Write a procedure percent-rep which takes in a row of data, and returns the percentage of voters (both active and inactive) which are registered as republicans. Your answer should be formated as XX.XX, rounded to two decimal places.
> (percent-rep (list "02/01/2018 12:00:00 AM" "19113" "Linn" "48961" "37798" "1054" "51591" "323" "139727" "3722" "2332" "103" "4586" "33" "10776" "150503" "42.0789478" "-91.5989646" "(42.0789478, -91.5989646)"))
26.66
> (percent-rep (list "02/01/2018 12:00:00 AM" "19179" "Wapello" "7812" "5257" "62" "6818" "37" "19986" "679" "379" "7" "965" "0" "2030" "22016" "41.0305845" "-92.4094499" "(41.0305845, -92.4094499)") )
25.6
In this problem, we will find the entries in the data with the largest percentage of republican voters, using your procedure from part A. Your procedure should return a list of the top 5 entries in the data with the largest computed values from part A. Rather than returning the full row of data for each entry (which contains more information than we care about), return the name of the county, the year the data was collected as a number, and the percentage you calculated in part A.
> (highest-reps test-list)
(list (list "Jefferson" 2018 30.87)
(list "Polk" 2018 29.29)
(list "Linn" 2018 26.66)
(list "Black Hawk" 2018 25.64)
(list "Wapello" 2018 25.6))
Note that in the dataset you were given, all of the entries are from the year 2018, so expect to see that year in all of your answers.
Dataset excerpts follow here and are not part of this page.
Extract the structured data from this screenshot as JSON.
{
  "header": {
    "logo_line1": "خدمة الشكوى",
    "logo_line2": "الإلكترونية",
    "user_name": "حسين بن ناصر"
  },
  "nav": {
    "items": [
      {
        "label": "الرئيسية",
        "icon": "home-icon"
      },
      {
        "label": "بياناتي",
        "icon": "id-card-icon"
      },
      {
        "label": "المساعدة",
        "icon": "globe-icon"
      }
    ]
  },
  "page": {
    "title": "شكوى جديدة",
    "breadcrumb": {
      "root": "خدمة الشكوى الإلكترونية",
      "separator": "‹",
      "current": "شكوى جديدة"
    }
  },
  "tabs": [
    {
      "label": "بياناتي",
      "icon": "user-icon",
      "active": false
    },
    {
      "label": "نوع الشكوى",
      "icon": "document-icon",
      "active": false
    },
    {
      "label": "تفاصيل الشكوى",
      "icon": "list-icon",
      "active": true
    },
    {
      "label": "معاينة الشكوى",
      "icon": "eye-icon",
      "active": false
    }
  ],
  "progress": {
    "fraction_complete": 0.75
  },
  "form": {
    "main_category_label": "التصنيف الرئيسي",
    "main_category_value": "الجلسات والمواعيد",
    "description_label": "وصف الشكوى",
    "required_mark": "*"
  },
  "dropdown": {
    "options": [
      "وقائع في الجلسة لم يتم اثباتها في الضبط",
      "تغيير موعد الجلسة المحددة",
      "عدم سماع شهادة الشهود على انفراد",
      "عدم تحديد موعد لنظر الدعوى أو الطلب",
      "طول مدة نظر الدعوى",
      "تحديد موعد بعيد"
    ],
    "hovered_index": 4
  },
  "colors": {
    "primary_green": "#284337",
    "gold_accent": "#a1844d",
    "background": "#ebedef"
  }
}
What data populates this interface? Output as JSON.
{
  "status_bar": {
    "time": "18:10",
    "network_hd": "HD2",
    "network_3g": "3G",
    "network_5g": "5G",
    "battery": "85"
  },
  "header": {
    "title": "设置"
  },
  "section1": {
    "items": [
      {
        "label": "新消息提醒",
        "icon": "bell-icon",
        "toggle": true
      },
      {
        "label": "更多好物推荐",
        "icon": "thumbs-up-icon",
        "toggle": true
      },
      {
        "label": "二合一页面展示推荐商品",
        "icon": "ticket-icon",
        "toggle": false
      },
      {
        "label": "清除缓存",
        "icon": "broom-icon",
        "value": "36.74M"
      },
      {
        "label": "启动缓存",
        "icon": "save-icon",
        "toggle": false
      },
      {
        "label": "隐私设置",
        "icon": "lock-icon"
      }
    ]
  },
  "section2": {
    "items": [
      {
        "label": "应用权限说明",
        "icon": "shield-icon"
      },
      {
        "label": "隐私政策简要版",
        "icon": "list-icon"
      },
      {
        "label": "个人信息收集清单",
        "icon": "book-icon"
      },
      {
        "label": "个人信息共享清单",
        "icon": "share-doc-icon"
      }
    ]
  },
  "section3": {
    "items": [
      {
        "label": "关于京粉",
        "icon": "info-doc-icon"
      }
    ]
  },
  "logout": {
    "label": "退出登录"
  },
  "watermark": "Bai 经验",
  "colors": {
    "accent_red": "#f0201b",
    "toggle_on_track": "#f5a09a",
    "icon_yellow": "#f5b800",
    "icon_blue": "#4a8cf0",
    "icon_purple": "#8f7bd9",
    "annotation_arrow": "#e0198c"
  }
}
However, we will test your procedure on datasets which have other years, and it should work in those cases as well.
Finally, find the top 5 republican percentage entries for the Iowa voter registration file. Similarly to problem 1, this should be fairly straightforward.
This is your opportunity to be creative. Ask a question about this dataset, and then answer it. In order to answer your question, you should need to access at least 2 entries (columns) of the dataset.
As with the previous problems, it might be a good strategy to first write procedures that can work on test-list, before experimenting with importing the file.
Your submission for this problem should include:
with-file.Submit your .scm file to Gradescope, using the name according to the top of these instructions.
In grading your submission, we will look for the following at each level. Note that if a criteria does not pass a lower level, we will likely not check for criteria at the higher levels. We may also identify other characteristics that move your work between levels.
You should read through the rubric and verify that your submission meets the rubric.
Submissions that lack any of these characteristics will get an N.
[] Includes the specified file (correctly named).
[] Includes an appropriate header on the file that indicates the course, author, acknowledgements, etc.
[] Acknowledges appropriately.
[] Code runs in scamper.
Submissions that lack any of these characteristics but have all of the prior characteristics will get an R.
[] Code is well-formatted, following the style of our class. File is organized with comments to indicate the start of new problems.
[] All grader tests pass for Problem 1A and 1B.
[] All grader tests pass for Problem 2A and 2B.
[] Code works as expected, reading data using `with-file`, in Problems 1C and 2C.
[] Problem 3 asks a new question about the data, and successfully answers it with code and a brief explanation.
[] Documentation in the 151 style is included for all code, and contains correct information.
Submissions that lack any of these characteristics but have all of the prior characteristics will get an M.
[] All code is exceptionally organized and easy to follow, through the use of comments (to explain the purpose of different pieces of the code), decomposition, and highly intuitive naming choices.
[] Helper functions are used in a way to avoid replicating code in multiple places.
[] Tests are included for problems 1A, 1B, 2A, and 2B.
[] Question posed in question 3 is particularly interesting or complex to answer.